Blinken will return to Washington via Hawaii, where he will hold North Korea-focused talks with the Japanese and South Korean foreign ministers.
A series of recent North Korean missile tests have underscored the threat posed by the nuclear-armed nation, which has ignored multiple entreaties by the United States to return to the negotiating table.
“Countering the threat posed by North Korea’s nuclear and missile programs remains a top priority for the United States and I am confident the same can be said for our Japanese and South Korean partners,” Kritenbrink said of the talks planned for Honolulu.
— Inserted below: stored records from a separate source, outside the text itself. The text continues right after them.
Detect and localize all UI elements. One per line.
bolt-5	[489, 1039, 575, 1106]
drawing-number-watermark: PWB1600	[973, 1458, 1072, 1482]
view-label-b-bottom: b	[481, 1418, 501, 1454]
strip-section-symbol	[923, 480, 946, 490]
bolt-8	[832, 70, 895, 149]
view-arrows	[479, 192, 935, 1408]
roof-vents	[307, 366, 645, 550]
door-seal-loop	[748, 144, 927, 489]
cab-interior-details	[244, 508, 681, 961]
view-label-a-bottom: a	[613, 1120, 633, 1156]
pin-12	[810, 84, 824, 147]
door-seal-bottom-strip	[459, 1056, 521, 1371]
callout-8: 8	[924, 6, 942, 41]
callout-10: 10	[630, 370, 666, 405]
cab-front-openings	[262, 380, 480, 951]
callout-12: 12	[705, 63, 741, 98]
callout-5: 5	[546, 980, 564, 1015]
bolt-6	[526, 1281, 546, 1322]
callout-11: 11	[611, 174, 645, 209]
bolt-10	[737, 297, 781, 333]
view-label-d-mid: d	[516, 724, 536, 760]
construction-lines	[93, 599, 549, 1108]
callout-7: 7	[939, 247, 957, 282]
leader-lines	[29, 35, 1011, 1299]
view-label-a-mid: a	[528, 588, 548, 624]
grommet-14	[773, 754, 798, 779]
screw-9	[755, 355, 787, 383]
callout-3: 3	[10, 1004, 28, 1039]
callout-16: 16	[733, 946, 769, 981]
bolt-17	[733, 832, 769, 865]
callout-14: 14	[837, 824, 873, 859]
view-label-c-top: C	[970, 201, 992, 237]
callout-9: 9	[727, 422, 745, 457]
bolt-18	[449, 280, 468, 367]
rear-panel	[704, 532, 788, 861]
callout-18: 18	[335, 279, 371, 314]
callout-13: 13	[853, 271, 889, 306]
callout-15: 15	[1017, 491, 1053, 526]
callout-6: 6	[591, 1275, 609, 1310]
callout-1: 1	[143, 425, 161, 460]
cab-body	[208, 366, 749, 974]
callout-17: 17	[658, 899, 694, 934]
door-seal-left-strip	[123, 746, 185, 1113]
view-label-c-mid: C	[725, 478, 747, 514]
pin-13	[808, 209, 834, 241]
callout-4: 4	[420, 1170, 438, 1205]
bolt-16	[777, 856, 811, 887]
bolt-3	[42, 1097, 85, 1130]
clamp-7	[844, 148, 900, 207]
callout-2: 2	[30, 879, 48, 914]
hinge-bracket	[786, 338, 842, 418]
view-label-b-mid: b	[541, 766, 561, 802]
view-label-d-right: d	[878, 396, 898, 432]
“We have made clear many times that we remain prepared to engage in serious and sustained diplomacy without preconditions to achieve that end and to make tangible progress. We have reached out repeatedly to Pyongyang. However, to date, we have not received a substantive response,” he said.
China is North Korea’s most important ally, and Zhao reiterated Beijing’s call for the U.S. to lift its unilateral sanctions on Pyongyang and take the North’s “legitimate security concerns” into consideration.